Styes usually last one to two weeks and resolve on their own. The standard home treatment is a warm compress: soak a clean washcloth in warm water, wring it out, and hold it gently against the affected eye for five minutes several times a day. This softens the blocked gland and encourages it to drain naturally. Resist the urge to squeeze or pop a stye, which can spread the infection deeper into the eyelid tissue.

If pain and swelling haven’t started improving after 48 hours of warm compresses, or if they get worse after the first two to three days, it’s worth having an eye doctor take a look. Most of the time a stye will drain and heal without any medical intervention.

When a Stye Becomes Something More Serious

In rare cases, the infection from a stye can spread beyond the gland into the surrounding eyelid tissue. This is called preseptal (periorbital) cellulitis, and it looks different from a simple stye. Instead of a well-defined bump, the entire eyelid becomes red, swollen, and tender. Your eye movements stay normal and your vision doesn’t change, but the swelling is more diffuse than a typical stye.
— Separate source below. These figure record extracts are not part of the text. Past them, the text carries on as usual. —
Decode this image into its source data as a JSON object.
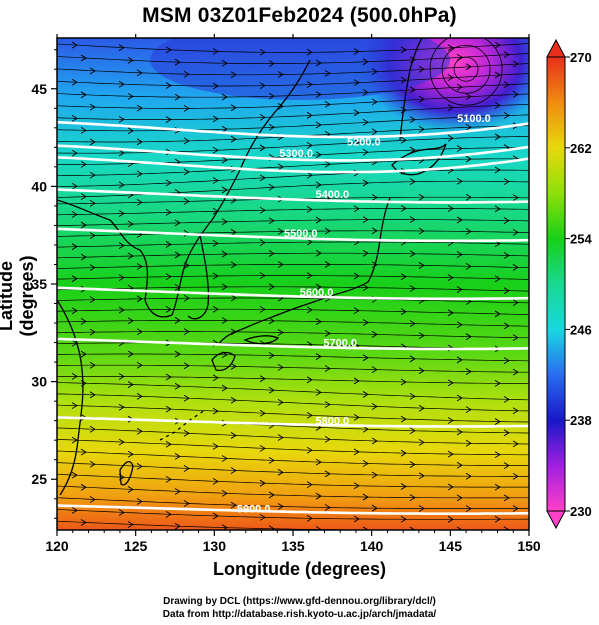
{
  "title": "MSM 03Z01Feb2024 (500.0hPa)",
  "xlabel": "Longitude (degrees)",
  "ylabel": "Latitude (degrees)",
  "credits": {
    "line1": "Drawing by DCL (https://www.gfd-dennou.org/library/dcl/)",
    "line2": "Data from http://database.rish.kyoto-u.ac.jp/arch/jmadata/"
  },
  "chart_data": {
    "type": "heatmap",
    "field": "temperature (shaded) with geopotential height contours and wind streamlines",
    "x_range": [
      120,
      150
    ],
    "y_range": [
      22.4,
      47.6
    ],
    "x_ticks": [
      120,
      125,
      130,
      135,
      140,
      145,
      150
    ],
    "y_ticks": [
      25,
      30,
      35,
      40,
      45
    ],
    "colorbar": {
      "min": 230,
      "max": 270,
      "ticks": [
        230,
        238,
        246,
        254,
        262,
        270
      ],
      "colors": [
        "#ff40c8",
        "#a020e0",
        "#1818c8",
        "#2a6cf0",
        "#18d8e0",
        "#18d890",
        "#18d018",
        "#8ee00a",
        "#e8d80c",
        "#f08c10",
        "#e8301c"
      ]
    },
    "contours": [
      {
        "label": "5100.0",
        "lon": 146.5,
        "lat": 43.5
      },
      {
        "label": "5200.0",
        "lon": 139.5,
        "lat": 42.3
      },
      {
        "label": "5300.0",
        "lon": 135.2,
        "lat": 41.7
      },
      {
        "label": "5400.0",
        "lon": 137.5,
        "lat": 39.6
      },
      {
        "label": "5500.0",
        "lon": 135.5,
        "lat": 37.6
      },
      {
        "label": "5600.0",
        "lon": 136.5,
        "lat": 34.6
      },
      {
        "label": "5700.0",
        "lon": 138.0,
        "lat": 32.0
      },
      {
        "label": "5800.0",
        "lon": 137.5,
        "lat": 28.0
      },
      {
        "label": "5900.0",
        "lon": 132.5,
        "lat": 23.5
      }
    ],
    "wind": "westerly flow across domain, cyclonic circulation near 146E 46N"
  }
}
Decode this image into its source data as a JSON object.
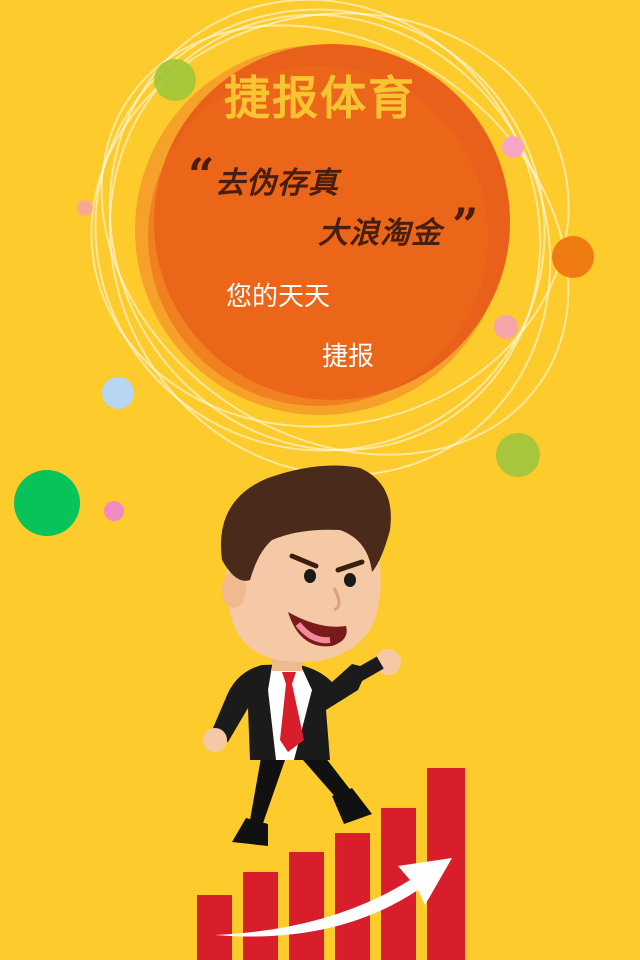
{
  "poster": {
    "brand_title": "捷报体育",
    "slogan_line1": "去伪存真",
    "slogan_line2": "大浪淘金",
    "quote_open": "“",
    "quote_close": "”",
    "tagline_line1": "您的天天",
    "tagline_line2": "捷报"
  },
  "colors": {
    "background": "#FDCB2B",
    "circle": "#E8601A",
    "title": "#F7C531",
    "slogan": "#4A1E0C",
    "bars": "#D81E2A",
    "tie": "#D81E2A"
  },
  "icons": {
    "character": "businessman-illustration",
    "chart": "rising-bar-chart-icon",
    "arrow": "growth-arrow-icon"
  }
}
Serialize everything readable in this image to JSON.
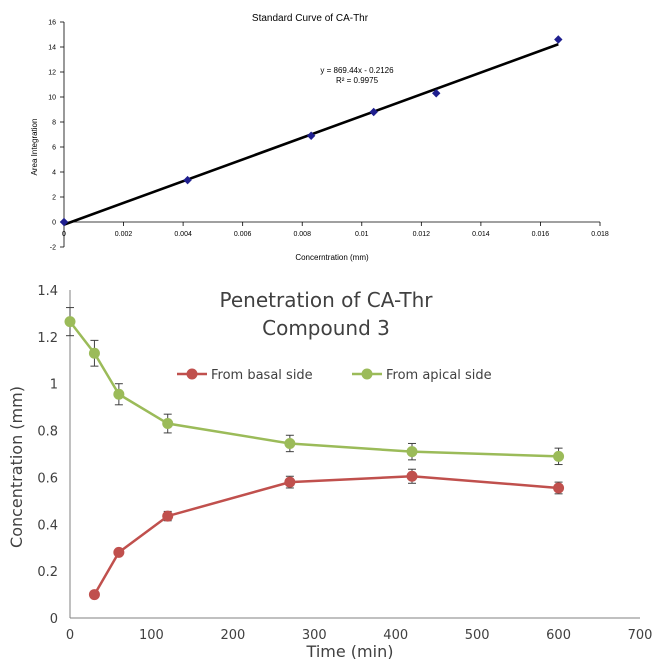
{
  "chart_data": [
    {
      "type": "scatter",
      "title": "Standard Curve of CA-Thr",
      "xlabel": "Concerntration (mm)",
      "ylabel": "Area Integration",
      "xlim": [
        0,
        0.018
      ],
      "ylim": [
        -2,
        16
      ],
      "xticks": [
        "0",
        "0.002",
        "0.004",
        "0.006",
        "0.008",
        "0.01",
        "0.012",
        "0.014",
        "0.016",
        "0.018"
      ],
      "yticks": [
        "-2",
        "0",
        "2",
        "4",
        "6",
        "8",
        "10",
        "12",
        "14",
        "16"
      ],
      "grid": false,
      "series": [
        {
          "x": [
            0,
            0.00415,
            0.0083,
            0.0104,
            0.0125,
            0.0166
          ],
          "y": [
            0,
            3.35,
            6.9,
            8.8,
            10.3,
            14.6
          ],
          "marker": "diamond",
          "color": "#1f1f8f"
        }
      ],
      "trendline": {
        "slope": 869.44,
        "intercept": -0.2126,
        "x_range": [
          0,
          0.0166
        ],
        "equation": "y = 869.44x - 0.2126",
        "r2": "R² = 0.9975",
        "color": "#000000"
      }
    },
    {
      "type": "line",
      "title": "Penetration of CA-Thr",
      "subtitle": "Compound 3",
      "xlabel": "Time (min)",
      "ylabel": "Concentration (mm)",
      "xlim": [
        0,
        700
      ],
      "ylim": [
        0,
        1.4
      ],
      "xticks": [
        "0",
        "100",
        "200",
        "300",
        "400",
        "500",
        "600",
        "700"
      ],
      "yticks": [
        "0",
        "0.2",
        "0.4",
        "0.6",
        "0.8",
        "1",
        "1.2",
        "1.4"
      ],
      "grid": false,
      "legend": "top-center",
      "series": [
        {
          "name": "From basal side",
          "color": "#c0504d",
          "x": [
            30,
            60,
            120,
            270,
            420,
            600
          ],
          "y": [
            0.1,
            0.28,
            0.435,
            0.58,
            0.605,
            0.555
          ],
          "error": [
            0,
            0,
            0.02,
            0.025,
            0.03,
            0.025
          ]
        },
        {
          "name": "From apical side",
          "color": "#9bbb59",
          "x": [
            0,
            30,
            60,
            120,
            270,
            420,
            600
          ],
          "y": [
            1.265,
            1.13,
            0.955,
            0.83,
            0.745,
            0.71,
            0.69
          ],
          "error": [
            0.06,
            0.055,
            0.045,
            0.04,
            0.035,
            0.035,
            0.035
          ]
        }
      ]
    }
  ]
}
A more concerning complication is orbital cellulitis, where the infection moves behind the eyelid into the eye socket. This causes pain with eye movement, possible double vision, and sometimes fever. In children especially, orbital cellulitis can cause a visibly ill appearance. The key distinction is that orbital cellulitis affects how well you can move your eye and how clearly you can see, while preseptal cellulitis and simple styes do not. Any change in vision, difficulty moving your eye, or swelling so severe you can’t open your lid warrants prompt medical attention.

Preventing Styes From Coming Back

Prevention comes down to keeping bacteria away from your eyelid glands and keeping those glands flowing freely. Wash your hands before touching your face or eyes. If you wear contacts, clean them on the schedule your eye doctor recommends and never handle them without washing your hands first. Replace mascara and liquid eyeliner every six months, and never share eye makeup with others.

If you have blepharitis or ocular rosacea, daily eyelid hygiene makes a real difference. Gently cleaning your lash line each morning with a warm washcloth or a diluted baby shampoo solution helps prevent the crusty buildup that blocks oil glands. Warm compresses for a few minutes each day keep the Meibomian glands from thickening and clogging, even when you don’t have an active stye. For people with these underlying conditions, consistent daily eyelid care is often the single most effective way to break the cycle of recurring styes.